Kazimierz Marcinkiewicz, Poland’s prime minister, called the claims “slander not based on any facts”.

The report caps seven months of research by its author, Dick Marty, a Swiss politician. It is likely to make it more difficult for European countries to co-operate with US intelligence. If substantiated, his suspicions of Poland and Romania could also hit both countries’ standing in the EU, particularly because Bucharest has yet to convince the EU that it should join the 25-nation bloc on schedule, on January 1 2007.

Mr Marty said: “Authorities in several European countries actively participated with the CIA in these unlawful activities.

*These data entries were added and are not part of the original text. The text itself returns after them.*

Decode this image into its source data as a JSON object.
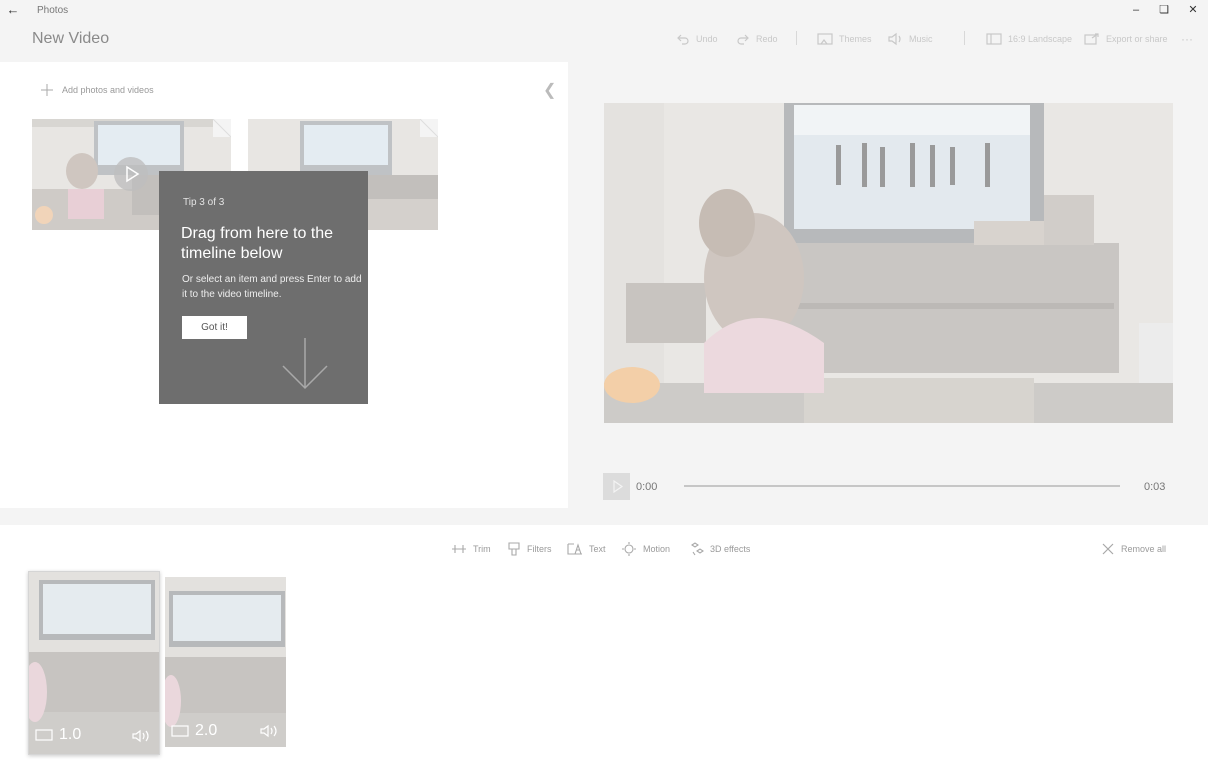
{
  "app": {
    "title": "Photos",
    "page_title": "New Video"
  },
  "toolbar": {
    "undo": "Undo",
    "redo": "Redo",
    "theme": "Themes",
    "music": "Music",
    "aspect": "16:9 Landscape",
    "export": "Export or share",
    "more": "···"
  },
  "library": {
    "add_label": "Add photos and videos",
    "tip": {
      "count": "Tip 3 of 3",
      "heading": "Drag from here to the timeline below",
      "body": "Or select an item and press Enter to add it to the video timeline.",
      "button": "Got it!"
    }
  },
  "player": {
    "current_time": "0:00",
    "duration": "0:03"
  },
  "timeline_tools": {
    "trim": "Trim",
    "filters": "Filters",
    "text": "Text",
    "motion": "Motion",
    "effects": "3D effects",
    "remove_all": "Remove all"
  },
  "storyboard": {
    "clips": [
      {
        "duration": "1.0"
      },
      {
        "duration": "2.0"
      }
    ]
  },
  "colors": {
    "tip_background": "#6e6e6e",
    "panel": "#ffffff",
    "backdrop": "#f4f4f4"
  },
  "icons": [
    "back-arrow-icon",
    "minimize-icon",
    "maximize-icon",
    "close-icon",
    "undo-icon",
    "redo-icon",
    "theme-icon",
    "music-icon",
    "aspect-icon",
    "export-icon",
    "plus-icon",
    "chevron-left-icon",
    "play-icon",
    "down-arrow-icon",
    "trim-icon",
    "filters-icon",
    "text-icon",
    "motion-icon",
    "3d-effects-icon",
    "remove-icon",
    "clip-frame-icon",
    "speaker-icon"
  ]
}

Other countries ignored them knowingly or did not want to know.”

The 67-page report is the most exhaustive study yet of the “spider’s web” of CIA detentions and transfers across Europe, and incorporates flight data made available by European air transport authorities.

Mr Marty faults seven countries – which also include Turkey, Bosnia-Herzegovina and the former Yugoslav Republic of Macedonia – for violating human rights through such actions as handing detainees to US agents, permitting “rendition aircraft” to land at airports or providing the CIA with information that allowed people to be located. In spite of frequent US statements that rendition is not related to torture, Mr Marty cites testimony of severe mistreatment – including beatings, cuts and humiliation – by ex-detainees.

Sean McCormack, US State Department spokesman, said the Bush administration was “disappointed at the tone and content” of the report.

Tony Blair, prime minister, told the House of Commons the report “added absolutely nothing new”.